In reviews of this event, projections of the composers’ and artists’ femininity and appearance are both highlighted and intertwined. Presenting everything from apparently fair and balanced descriptions to reviews that openly state common negative attitudes towards women’s abilities, critics – mainly male composers, conductors and musicians – tried to make it appear as if women posed no real threat or challenge to the male establishment. What male critics made sound highly conventional, was in fact propaganda based on their own gender-loaded esthetics. Still, most of them account for enthusiastic crowds of women applauding the participant’s executive skills and compositions. It seems that if gifted women chose to develop in other directions than this esthetic, they didn’t get renown, and if they followed in men’s footsteps, they were accused of not being original. Therefore the originality of the represented women couldn’t be accepted or receive public renown.

 

Rannveig Dahle:

Social work – a story of gender, class and profession

The social construction of professions and their work is a broad interdisciplinary field of research. The contributions of women in creating professions, however, have been poorly recorded, if not invisible.
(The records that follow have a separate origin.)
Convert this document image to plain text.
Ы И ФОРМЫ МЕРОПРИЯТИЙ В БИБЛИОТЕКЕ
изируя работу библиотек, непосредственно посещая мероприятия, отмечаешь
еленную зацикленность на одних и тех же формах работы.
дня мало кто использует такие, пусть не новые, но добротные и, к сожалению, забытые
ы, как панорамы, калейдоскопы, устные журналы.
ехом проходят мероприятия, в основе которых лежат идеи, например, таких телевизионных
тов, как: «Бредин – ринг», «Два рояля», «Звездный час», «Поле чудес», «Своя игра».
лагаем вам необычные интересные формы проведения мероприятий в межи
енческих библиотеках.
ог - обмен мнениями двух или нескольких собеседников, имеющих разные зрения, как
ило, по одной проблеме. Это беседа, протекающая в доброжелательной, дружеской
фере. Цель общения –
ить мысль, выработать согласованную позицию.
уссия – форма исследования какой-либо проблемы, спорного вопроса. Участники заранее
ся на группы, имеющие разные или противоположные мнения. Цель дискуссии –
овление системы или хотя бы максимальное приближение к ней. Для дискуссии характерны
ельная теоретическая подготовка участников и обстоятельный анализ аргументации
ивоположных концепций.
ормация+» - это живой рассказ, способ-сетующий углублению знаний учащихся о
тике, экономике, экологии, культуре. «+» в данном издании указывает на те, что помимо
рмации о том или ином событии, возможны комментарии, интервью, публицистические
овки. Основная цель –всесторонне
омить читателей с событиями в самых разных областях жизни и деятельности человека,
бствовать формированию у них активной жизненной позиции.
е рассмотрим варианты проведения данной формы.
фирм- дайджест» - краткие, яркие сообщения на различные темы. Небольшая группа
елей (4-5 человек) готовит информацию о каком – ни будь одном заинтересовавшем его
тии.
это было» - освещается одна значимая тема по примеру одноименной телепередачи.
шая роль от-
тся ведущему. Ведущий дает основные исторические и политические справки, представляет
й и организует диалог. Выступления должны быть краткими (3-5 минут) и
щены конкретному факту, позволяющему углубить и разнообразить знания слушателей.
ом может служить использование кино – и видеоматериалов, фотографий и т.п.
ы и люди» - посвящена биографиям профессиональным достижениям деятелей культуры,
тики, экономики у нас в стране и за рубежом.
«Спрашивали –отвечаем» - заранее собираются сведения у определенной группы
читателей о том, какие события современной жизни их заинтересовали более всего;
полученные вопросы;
This article explores how the profession of social work as women’s work originated in Norway. Well educated, upper class women started a school in 1920 with the modest ambition to educate lower class women; an internationally inspired and supported idea. The new occupation constituted a ‘natural’ expansion and transformation of women’s unpaid work in many social organizations, based on humanistic ideas. Femininity was embedded in the construction of the curriculum and in the professional role of the performers. A different historical account has the constitution of the welfare state in the postwar period as its point of departure. Executive officers were needed in public administrative bodies to provide custodial services. This gives rise to a somewhat different trajectory, but even more important, it brings to the fore questions of both gender and class in the construction of educations and professions.